Do not build EAA-specific state names into the server. Keep facility state names stable.

Artifacts and Large Data

Tool results should remain JSON-serializable. Use file paths for artifacts that humans or downstream tools need to inspect, such as display PNGs, logs, or raw data files. The field names for those paths are part of the facility API or the facility workflow; they are not standardized by this server contract.

Dense numerical arrays that EAA must keep in memory should be exposed through get_attribute_payload rather than embedded directly in ordinary tool results. Very large arrays may still be written to disk and returned as paths when the downstream workflow is path-based.

Worker Protocol

Use a small JSON command envelope between the FastMCP frontend and the instrument worker:

{
  "id": "uuid",
  "method": "facility_specific_operation",
  "params": {"facility_argument": 1.0}
}

Successful responses contain:

{
  "id": "uuid",
  "status": "ok",
  "result": {}
}

Failed responses contain:

{
  "id": "uuid",
  "status": "error",
  "error": "message"
}

Keep the worker boundary JSON-serializable. Large numerical arrays should be kept in worker/frontend state and returned through get_attribute_payload or written as artifacts and returned by path.

Safety and Concurrency

Instrument-control operations should be serialized unless the facility control stack explicitly supports concurrent calls.
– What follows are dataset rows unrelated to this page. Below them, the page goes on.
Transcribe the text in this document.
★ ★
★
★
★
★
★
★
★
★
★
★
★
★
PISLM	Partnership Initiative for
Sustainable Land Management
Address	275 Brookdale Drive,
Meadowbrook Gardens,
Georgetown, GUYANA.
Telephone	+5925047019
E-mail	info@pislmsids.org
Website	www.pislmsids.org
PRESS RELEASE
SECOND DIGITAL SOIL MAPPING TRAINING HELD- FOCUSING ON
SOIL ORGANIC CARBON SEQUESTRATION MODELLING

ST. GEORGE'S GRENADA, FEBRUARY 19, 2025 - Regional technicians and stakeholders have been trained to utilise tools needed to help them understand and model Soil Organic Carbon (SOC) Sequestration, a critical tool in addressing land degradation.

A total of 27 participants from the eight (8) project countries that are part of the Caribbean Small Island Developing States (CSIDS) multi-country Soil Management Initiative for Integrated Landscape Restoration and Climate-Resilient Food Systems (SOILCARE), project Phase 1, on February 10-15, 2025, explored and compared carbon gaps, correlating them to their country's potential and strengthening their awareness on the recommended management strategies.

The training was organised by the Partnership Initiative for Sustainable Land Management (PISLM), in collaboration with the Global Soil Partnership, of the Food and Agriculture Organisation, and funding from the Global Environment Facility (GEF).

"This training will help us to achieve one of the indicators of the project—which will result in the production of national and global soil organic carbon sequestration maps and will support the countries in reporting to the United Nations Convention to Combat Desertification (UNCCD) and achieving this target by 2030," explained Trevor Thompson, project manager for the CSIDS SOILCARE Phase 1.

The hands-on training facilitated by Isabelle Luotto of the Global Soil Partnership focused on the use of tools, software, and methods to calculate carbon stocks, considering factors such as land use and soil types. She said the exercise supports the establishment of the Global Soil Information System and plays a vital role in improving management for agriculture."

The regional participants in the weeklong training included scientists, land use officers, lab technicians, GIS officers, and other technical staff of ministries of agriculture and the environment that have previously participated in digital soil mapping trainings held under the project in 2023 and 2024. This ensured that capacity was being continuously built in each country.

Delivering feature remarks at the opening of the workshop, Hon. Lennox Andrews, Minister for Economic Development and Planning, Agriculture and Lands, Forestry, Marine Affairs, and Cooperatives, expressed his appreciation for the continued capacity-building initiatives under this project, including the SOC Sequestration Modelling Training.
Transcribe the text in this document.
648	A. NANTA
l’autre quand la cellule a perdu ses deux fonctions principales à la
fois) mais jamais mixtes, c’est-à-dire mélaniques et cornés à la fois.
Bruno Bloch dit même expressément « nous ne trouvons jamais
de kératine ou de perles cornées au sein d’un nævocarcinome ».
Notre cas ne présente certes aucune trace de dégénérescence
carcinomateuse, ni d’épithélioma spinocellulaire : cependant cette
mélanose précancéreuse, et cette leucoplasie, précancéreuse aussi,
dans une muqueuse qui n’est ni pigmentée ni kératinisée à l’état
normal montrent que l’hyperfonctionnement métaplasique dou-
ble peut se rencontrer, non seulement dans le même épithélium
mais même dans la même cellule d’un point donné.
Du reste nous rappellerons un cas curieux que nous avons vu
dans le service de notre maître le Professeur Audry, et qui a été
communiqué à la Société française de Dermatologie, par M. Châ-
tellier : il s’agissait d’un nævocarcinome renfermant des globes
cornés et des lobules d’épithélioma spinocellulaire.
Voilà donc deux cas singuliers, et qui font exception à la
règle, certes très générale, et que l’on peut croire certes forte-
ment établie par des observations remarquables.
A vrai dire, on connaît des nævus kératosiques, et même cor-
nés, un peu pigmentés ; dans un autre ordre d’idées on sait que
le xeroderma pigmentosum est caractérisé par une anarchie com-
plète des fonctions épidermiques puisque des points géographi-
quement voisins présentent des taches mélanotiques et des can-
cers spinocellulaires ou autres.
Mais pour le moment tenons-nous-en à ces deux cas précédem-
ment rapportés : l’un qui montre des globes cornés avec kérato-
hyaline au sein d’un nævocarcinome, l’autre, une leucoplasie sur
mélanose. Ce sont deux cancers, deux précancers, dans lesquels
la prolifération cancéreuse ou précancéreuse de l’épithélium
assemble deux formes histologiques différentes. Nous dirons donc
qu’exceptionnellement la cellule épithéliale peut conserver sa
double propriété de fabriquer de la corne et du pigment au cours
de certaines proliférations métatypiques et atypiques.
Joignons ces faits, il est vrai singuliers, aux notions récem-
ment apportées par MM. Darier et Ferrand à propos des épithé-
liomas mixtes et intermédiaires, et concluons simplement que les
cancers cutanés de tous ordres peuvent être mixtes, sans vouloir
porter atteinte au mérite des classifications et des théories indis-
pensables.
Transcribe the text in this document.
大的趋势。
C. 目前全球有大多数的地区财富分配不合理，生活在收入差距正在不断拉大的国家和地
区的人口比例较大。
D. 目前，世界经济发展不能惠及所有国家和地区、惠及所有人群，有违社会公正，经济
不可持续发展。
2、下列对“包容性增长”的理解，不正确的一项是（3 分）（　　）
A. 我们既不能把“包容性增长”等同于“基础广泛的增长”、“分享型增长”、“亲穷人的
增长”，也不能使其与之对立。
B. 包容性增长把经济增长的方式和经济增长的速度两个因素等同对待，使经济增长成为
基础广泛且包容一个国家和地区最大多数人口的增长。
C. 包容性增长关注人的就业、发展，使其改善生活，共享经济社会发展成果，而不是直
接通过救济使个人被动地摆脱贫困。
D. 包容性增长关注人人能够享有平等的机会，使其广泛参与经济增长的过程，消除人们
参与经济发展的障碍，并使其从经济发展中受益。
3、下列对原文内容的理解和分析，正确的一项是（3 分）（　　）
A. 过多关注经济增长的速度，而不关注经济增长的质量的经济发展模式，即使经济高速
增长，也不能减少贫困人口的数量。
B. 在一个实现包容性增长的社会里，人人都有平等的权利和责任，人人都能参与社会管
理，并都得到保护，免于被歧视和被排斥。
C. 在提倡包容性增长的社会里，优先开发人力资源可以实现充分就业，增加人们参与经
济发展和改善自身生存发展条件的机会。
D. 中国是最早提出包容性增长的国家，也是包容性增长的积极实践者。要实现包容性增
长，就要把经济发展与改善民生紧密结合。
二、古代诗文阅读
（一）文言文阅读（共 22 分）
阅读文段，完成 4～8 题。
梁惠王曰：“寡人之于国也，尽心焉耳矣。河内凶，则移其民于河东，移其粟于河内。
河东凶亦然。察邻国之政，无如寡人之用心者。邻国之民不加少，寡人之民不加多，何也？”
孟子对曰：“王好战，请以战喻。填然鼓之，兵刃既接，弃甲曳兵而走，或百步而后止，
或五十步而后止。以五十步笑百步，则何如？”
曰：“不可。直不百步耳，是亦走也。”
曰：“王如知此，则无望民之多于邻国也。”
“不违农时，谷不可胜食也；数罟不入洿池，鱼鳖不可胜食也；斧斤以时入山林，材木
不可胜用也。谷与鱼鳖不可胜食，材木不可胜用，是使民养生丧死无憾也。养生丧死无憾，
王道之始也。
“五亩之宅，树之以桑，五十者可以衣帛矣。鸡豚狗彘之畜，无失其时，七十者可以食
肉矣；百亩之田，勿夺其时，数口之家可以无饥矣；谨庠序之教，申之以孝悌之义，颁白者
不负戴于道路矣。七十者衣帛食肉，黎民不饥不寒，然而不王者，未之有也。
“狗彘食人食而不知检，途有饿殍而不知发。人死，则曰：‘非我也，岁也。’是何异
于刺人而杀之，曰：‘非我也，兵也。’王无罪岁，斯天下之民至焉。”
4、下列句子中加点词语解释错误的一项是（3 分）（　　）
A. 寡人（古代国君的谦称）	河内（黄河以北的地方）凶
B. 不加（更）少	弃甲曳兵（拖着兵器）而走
The worker process is the right place to enforce serialization, hardware interlocks, argument bounds, timeout policy, and recovery behavior.

The MCP frontend should treat worker timeouts and worker-side exceptions as ordinary tool failures with clear error messages. It should not leave requests running indefinitely in the MCP event loop.

Minimal Example

This example shows the EAA-specific support surface only. The operational tool names remain facility-specific.

import base64
import numpy as np
from fastmcp import FastMCP

app = FastMCP("Example Facility Server")
state = {
    "detector.last_frame": None,
    "detector.last_metadata": {},
}


def encode_array_payload(array: np.ndarray) -> dict:
    contiguous = np.ascontiguousarray(array)
    return {
        "encoding": "numpy_base64",
        "dtype": str(contiguous.dtype),
        "shape": list(contiguous.shape),
        "data": base64.b64encode(contiguous.tobytes()).decode("ascii"),
    }


@app.tool()
def collect_detector_frame(exposure_ms: float, roi_width: int, roi_height: int) -> dict:
    frame = np.zeros((roi_height, roi_width), dtype=np.float32)
    state["detector.last_frame"] = frame
    state["detector.last_metadata"] = {
        "exposure_ms": exposure_ms,
        "roi_width": roi_width,
        "roi_height": roi_height,
    }
    return {"status": "ok"}


@app.tool()
def get_attribute_payload(name: str) -> object:
    value = state[name]
    if isinstance(value, np.ndarray):
        return encode_array_payload(value)
    return value

Agent Skill

An agent-facing playbook for creating compatible servers is available at developer_tools/create_eaa_compatible_mcp_servers/SKILL.md. Add that directory to an agent skill path when you want an agent to scaffold or review a new facility MCP server against this pattern.